Educating Rita (1983)
This is basically Pygmalion. Except with Michael Caine and Julie Walters. He’s an alcoholic lit professor who agrees to help a housewife finish her education. Great performances, and the story is familiar enough that you can enjoy the experience. Highly recommended. Walters and Caine are terrific here.
Need I say more?
Local Hero (1983)
One of the well-known hidden gems. Stars Peter Reigert and Burt Lancaster. Lancaster owns an oil company and sends Reigert to a small town in Scotland in order to convince everyone there to sell their land so they can build a refinery there. It’s about him learning the ways of everyone there and falling in love with the way of life, despite being there to take the land away from them. Great film.
Risky Business (1983)
Culturally iconic movie. It’s almost a cop out to only watch the one scene and skip the rest. But do as you wish.
Meryl Streep killing it, as usual. Mike Nichols directs. Also stars Kurt Russell and Cher. They all work at a nuclear plant. She’s a union member and is worried about the radiation threat to the workers. And because of this, the plant starts secretly retaliating against her, deliberately exposing her to radiation and blaming her for it — crazy stuff like that.

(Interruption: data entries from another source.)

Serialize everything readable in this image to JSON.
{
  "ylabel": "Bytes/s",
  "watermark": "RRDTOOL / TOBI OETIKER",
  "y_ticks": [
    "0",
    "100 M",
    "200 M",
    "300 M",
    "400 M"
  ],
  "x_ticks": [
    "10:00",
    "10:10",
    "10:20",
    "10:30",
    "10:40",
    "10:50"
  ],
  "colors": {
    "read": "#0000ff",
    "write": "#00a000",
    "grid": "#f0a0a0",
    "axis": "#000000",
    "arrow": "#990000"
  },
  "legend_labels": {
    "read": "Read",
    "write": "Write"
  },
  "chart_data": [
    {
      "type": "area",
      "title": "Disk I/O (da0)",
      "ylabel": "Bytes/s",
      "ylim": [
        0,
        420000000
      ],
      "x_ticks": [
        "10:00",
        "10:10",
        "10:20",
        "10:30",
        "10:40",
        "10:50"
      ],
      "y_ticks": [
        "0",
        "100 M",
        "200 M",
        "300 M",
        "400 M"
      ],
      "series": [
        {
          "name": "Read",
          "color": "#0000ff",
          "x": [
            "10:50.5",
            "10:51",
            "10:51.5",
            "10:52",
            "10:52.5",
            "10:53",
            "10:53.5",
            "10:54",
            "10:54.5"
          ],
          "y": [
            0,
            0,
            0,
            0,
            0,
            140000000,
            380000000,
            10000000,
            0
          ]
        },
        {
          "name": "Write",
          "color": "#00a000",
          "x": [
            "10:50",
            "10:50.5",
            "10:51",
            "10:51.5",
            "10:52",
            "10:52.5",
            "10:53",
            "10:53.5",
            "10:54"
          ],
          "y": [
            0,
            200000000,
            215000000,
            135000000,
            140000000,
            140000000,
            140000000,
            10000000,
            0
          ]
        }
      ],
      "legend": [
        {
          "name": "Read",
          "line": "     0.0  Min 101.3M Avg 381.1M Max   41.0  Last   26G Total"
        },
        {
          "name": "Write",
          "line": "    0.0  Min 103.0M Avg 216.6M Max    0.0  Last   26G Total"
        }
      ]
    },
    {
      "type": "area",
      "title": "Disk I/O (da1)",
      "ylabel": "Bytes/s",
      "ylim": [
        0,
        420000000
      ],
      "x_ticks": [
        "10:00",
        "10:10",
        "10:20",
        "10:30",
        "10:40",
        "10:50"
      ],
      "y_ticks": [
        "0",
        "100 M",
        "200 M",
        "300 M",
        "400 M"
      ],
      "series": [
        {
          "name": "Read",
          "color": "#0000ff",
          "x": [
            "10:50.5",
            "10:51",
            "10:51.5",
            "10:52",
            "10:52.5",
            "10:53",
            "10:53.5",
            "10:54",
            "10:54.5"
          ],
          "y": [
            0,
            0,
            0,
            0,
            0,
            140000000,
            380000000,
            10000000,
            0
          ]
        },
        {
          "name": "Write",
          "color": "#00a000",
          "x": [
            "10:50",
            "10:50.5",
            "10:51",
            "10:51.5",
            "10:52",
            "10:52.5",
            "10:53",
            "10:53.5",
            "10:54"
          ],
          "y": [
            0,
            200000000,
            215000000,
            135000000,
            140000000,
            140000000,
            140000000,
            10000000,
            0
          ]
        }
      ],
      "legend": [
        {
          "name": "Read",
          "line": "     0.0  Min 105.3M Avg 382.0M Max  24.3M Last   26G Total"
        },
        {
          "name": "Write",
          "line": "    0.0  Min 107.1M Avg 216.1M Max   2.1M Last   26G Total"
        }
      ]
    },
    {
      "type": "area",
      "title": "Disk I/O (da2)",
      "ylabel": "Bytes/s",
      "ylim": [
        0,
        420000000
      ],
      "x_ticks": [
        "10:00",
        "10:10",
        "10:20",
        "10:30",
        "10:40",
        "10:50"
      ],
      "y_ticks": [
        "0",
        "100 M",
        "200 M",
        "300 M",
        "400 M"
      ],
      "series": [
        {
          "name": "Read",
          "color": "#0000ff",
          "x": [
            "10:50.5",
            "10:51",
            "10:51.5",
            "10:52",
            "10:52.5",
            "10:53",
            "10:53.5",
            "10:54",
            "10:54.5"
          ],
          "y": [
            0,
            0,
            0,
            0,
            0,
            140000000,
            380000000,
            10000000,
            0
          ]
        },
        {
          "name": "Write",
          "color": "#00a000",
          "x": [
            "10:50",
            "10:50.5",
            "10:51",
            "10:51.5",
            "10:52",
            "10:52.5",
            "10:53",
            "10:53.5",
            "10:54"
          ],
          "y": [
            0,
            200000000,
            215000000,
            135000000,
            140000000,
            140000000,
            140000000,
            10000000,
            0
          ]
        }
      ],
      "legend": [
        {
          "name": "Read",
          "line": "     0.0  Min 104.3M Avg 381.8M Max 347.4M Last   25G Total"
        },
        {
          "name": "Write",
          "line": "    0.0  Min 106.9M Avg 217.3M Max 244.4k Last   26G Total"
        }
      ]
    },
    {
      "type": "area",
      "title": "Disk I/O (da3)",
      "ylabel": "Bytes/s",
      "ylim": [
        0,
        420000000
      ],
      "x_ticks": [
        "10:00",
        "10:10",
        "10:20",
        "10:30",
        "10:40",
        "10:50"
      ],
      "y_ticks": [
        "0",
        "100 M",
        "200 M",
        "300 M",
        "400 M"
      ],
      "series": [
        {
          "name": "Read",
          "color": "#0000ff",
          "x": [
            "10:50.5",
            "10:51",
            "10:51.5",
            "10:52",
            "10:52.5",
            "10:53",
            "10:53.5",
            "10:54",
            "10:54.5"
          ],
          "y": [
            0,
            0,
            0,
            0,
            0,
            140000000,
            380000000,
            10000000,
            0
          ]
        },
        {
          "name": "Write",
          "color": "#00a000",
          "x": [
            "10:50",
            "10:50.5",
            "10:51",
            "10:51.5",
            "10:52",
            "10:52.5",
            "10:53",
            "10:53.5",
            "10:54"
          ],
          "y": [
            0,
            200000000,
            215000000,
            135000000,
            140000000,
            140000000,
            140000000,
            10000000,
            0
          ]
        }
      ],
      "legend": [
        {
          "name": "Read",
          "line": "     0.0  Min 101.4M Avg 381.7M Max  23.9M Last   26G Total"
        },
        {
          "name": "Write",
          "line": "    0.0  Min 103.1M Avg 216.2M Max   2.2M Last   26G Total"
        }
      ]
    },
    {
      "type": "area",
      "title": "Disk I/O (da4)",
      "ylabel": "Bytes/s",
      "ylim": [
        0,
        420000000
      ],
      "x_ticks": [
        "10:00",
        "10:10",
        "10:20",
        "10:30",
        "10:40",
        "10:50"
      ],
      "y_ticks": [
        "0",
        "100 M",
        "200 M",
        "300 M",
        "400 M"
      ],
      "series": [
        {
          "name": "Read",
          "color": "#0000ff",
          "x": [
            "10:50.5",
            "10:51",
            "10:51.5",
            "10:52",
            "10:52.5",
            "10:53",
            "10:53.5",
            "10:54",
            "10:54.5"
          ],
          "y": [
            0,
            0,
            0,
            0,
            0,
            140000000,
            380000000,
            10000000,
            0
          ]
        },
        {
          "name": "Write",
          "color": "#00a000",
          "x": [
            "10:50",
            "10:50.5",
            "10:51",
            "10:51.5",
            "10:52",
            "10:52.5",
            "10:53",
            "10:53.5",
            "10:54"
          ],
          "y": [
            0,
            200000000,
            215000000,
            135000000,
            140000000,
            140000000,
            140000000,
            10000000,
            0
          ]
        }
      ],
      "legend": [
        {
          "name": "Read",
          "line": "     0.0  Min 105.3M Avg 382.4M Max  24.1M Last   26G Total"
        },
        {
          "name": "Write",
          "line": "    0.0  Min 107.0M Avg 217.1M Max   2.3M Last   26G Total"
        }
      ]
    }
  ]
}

It’s a great movie. Kind of like Norma Rae meets The China Syndrome. Should be seen. Important film.
Star 80 (1983)
Bob Fosse’s last film. About the life of Dorothy Stratten. Stars Eric Roberts as Paul Snider. He’s terrific here. I’d say this is the weakest of Fosse’s five films, but when the five films are this, Sweet Charity, Cabaret, Lenny and All That Jazz, what are we really saying? Trust in Fosse. The man is one of the great directors of all time.